Zahl der illegalen Downloads geht zurück
17.05.2010
Wie der Bundesverband der Musikindustrie mitteilt, ist die Zahl der illegalen Downloads derzeit rückläufig. Die aktuelle "Brennerstudie 2010" der Gesellschaft für Konsumforschung (kurz "GfK") beziffert die illegalen deutschen Sauger von Audio, Video, Software und E-Books auf 4,5 Millionen. Die Altersgruppe der 20- bis 29-jährigen Männer macht dabei 25 Prozent aus, die der 30- bis 39-jährigen Männer liegt bei 17 Prozent. Die Gruppe der 10- bis 19-Jährigen macht schätzungsweise 9 Prozent aus. Damit sei vor allem widerlegt, dass nur Kiddies Dateien illegal austauschen.
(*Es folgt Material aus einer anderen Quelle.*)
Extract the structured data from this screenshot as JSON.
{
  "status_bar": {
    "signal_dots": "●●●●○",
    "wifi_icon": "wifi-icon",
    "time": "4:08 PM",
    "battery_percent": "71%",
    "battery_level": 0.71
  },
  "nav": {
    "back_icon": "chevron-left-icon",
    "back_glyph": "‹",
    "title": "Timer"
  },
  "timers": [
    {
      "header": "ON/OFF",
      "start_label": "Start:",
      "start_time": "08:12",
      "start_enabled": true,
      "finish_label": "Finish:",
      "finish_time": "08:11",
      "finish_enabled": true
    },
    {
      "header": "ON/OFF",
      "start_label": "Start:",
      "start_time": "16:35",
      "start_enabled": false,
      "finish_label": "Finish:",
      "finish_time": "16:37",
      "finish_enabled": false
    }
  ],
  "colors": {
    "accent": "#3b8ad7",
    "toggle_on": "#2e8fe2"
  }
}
Eine deutliche Mehrzahl der Filesharer hat dabei dennoch ein Unrechtsbewusstsein. 90 Prozent der Studienteilnehmer geben an, dass das Anbieten von urheberrechtlich geschütztem Material illegal ist. Die Downloader versuchen sich offensichtlich durch Ausreden vor sich selbst zu rechtfertigen.
Der beliebteste Inhalt für illegale Downloads sei weiterhin Musik. Die Tendenz ist jedoch rückläufig. Während es im Jahr 2008 noch 3,8 Millionen Filesharer für Musik gab, ist diese Zahl im Jahr 2009 auf 2,9 Millionen gesunken.
Für die Studie wurden durch die GfK 10.000 Deutsche ab 10 Jahren anonym befragt. Die Kurzversion der Studie findet sich auf musikindustrie.de.